Compañeros de viaje de las pandemias

No me apetece ver cine ni series tontas. Estoy emborrachado de irrealidad. Sólo quiero ver cosas que me reconecten con lo real. Y es realmente difícil saber qué es real

Lunes, 13 de abril 2020. Lo único noticiable en la plaza de Olavide fue que ayer hubo un castillo de fuegos artificiales, y muy vistosos por cierto, a las doce de la noche, lanzados desde una azotea. La mala noticia es que yo no estaba de guardia como periodista y no se me ocurrió sacar unas fotos. Pero como diarista estoy obligado a guardar memoria de estos acontecimientos que rompen la monotonía de nuestro encierro. Espero que algún vecino estuviese con su cámara al quite y haya podido grabarlo. Si nos lo puede enviar a la redacción, muy agradecidos.

(vídeo de los fuegos artificiales enviados por Beda, una vecina de Juan de Austria)

No sé si a ustedes les pasa. No me apetece ver cine ni series tontas. Estoy emborrachado de irrealidad. Sólo quiero ver cosas que me reconecten con lo real. Con la vida cierta. Que no con las noticias que son la forma más fantasiosa de la irrealidad. Y es realmente difícil saber qué es real. A veces sueño que invento fármacos para curar el Covid o la Covid, ni siquiera hay consenso sobre esto. He llegado a la conclusión de que vivimos en la parte del multiuniverso donde los sueños son el terreno más sólido de la verdad. Y que los gritos y los gestos que dominan en lo que creíamos el tiempo real son solo espectros de algo que ya no existe.

La primera cosecha de irrealidad en toda peste es la de los profetas. Siempre llegan los que se plantan en los púlpitos para clamar al cielo por los pecados del mundo. O los conocedores de la gran conspiración. El virus se creó en tal o cual laboratorio. O que detrás de todo hay un impulso justiciero para devolver a la naturaleza su viejo esplendor. O… mi teoría preferida es que esto lo ha organizado Homer Simpson.

Más tarde, llegan los de la segunda cosecha: los de las soluciones milagrosas. Los vendedores de crecepelo. Los difusores de recetas, de panaceas. El mundo no ha cambiado mucho desde la Edad Media en esta materia. Se siguen recomendado las gárgaras de agua salada. El aguardiente y el vino. La homeopatía. Son tantos los bulos que corren, que vuelan, por las redes, que mejor invitarles a la mejor receta. El escepticismo. Buen momento para afiliarse. Les recomiendo escepticos.es.

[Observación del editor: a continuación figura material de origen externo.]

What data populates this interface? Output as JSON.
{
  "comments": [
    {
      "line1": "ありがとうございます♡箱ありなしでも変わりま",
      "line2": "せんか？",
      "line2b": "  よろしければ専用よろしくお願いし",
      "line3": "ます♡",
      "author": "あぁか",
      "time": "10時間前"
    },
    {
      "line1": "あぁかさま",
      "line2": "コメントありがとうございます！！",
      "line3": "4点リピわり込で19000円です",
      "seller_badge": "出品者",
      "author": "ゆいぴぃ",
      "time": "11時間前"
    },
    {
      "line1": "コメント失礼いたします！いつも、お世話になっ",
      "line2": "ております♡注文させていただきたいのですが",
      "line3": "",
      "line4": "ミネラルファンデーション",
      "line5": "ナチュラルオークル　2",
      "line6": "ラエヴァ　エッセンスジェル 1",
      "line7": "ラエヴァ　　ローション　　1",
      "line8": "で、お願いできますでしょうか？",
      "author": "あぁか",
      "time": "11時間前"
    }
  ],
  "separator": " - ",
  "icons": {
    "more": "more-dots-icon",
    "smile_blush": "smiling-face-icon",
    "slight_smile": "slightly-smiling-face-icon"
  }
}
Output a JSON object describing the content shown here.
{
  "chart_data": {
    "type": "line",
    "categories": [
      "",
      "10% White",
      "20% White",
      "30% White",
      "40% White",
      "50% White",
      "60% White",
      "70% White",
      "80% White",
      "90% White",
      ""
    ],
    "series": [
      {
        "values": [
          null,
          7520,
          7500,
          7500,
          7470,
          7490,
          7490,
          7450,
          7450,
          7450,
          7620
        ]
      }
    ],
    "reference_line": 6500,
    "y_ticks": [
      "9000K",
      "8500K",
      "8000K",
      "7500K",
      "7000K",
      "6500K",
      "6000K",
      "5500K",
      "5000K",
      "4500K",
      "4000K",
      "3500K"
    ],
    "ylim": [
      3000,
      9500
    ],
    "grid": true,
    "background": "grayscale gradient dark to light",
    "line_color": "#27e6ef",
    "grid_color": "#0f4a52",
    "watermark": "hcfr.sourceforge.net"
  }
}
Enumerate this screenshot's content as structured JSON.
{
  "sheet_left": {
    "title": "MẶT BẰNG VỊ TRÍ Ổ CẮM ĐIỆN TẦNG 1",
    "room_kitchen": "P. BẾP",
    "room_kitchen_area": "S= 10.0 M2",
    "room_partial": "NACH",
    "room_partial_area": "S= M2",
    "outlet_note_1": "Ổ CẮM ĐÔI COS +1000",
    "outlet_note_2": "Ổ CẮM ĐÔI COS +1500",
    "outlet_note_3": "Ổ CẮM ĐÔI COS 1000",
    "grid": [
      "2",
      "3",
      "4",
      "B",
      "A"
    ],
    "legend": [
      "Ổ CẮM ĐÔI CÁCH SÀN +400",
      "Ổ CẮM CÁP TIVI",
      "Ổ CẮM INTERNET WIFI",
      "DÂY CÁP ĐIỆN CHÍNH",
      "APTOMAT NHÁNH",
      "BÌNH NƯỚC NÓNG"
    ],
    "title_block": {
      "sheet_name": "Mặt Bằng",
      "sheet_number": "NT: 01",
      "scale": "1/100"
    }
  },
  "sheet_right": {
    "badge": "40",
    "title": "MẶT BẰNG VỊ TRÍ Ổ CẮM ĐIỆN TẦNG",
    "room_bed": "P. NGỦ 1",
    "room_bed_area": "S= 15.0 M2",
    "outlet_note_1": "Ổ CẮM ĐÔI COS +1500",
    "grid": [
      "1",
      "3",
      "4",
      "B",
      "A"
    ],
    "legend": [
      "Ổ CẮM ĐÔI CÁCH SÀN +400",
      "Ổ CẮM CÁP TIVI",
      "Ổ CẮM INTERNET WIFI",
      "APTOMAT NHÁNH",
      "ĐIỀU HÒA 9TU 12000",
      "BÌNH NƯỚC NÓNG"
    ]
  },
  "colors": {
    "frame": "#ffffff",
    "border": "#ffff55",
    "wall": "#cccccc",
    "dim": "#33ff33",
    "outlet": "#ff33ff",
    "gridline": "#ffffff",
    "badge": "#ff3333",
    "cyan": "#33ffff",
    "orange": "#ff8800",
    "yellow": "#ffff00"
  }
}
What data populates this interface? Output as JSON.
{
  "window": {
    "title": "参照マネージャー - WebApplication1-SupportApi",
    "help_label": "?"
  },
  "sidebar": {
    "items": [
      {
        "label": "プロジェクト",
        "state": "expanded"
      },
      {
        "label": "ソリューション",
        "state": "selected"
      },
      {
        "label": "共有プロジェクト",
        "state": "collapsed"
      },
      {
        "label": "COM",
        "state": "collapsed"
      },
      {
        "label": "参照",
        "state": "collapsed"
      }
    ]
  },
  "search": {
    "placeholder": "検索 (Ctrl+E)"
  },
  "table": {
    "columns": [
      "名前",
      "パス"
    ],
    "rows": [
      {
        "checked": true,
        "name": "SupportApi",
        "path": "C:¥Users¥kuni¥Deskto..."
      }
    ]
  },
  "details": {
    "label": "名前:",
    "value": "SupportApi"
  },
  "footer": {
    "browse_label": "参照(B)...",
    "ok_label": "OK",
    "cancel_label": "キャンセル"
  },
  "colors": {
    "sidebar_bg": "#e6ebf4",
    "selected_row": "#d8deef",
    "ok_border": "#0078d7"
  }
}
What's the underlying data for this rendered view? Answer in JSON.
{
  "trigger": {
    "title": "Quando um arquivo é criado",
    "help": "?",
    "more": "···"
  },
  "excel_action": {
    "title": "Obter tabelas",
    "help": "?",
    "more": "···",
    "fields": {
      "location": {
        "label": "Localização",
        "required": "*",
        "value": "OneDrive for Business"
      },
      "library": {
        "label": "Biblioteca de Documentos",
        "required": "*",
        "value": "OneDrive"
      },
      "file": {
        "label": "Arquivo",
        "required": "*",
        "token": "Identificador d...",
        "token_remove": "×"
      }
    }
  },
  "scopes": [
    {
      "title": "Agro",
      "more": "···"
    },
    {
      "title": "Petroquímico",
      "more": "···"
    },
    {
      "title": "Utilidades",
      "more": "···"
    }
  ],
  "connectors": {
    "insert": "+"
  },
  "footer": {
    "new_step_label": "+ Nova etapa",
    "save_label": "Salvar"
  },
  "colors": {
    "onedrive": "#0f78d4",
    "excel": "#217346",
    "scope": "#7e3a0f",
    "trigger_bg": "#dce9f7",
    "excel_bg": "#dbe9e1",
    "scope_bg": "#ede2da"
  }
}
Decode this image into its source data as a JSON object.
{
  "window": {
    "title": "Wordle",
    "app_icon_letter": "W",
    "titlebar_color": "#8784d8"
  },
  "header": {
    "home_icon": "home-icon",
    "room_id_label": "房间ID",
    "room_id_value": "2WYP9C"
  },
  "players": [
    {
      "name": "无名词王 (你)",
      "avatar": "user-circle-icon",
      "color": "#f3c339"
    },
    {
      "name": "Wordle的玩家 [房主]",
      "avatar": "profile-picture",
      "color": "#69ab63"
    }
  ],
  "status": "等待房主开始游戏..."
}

En el último turno llegan los magos, los vendedores de talismanes. Todavía no han desarrollado grandes innovaciones en la materia. Crear pulseras contra el coronavirus exige cierto desarrollo industrial y hoy la industria está con las mascarillas. Pero todo llegará. En México hasta el presidente López Obrador promueve el uso, no sé si tiene un negocio propio por detrás, de una especie de escapularios misteriosos. Estén atentos. Aplicaciones para el móvil, linternas, escafandras mágicas. Nunca se sabe.

Y por último, los peores de todos: los carroñeros. En España estamos sobrados de esta especie. Los que se proponen derrocar gobiernos. Los que pretenden adelantar sus proyectos de independencia aprovechando la debilidad del gobierno. Los medios de comunicación en la ruina que buscan chantajear al gobierno para obtener subvenciones. Las redes empresariales para hablar de lo suyo. Los partidos minoritarios para crecer. Los mayoritarios para sobrevivir. Los que se dedican al viejo negocio del estraperlo para vender a precio de oro mascarillas, geles o papel higiénico. Las empresas y bancos que lanzan campañas de relaciones públicas lacrimosas y edulcoradas para presentarse como benefactores de la humanidad.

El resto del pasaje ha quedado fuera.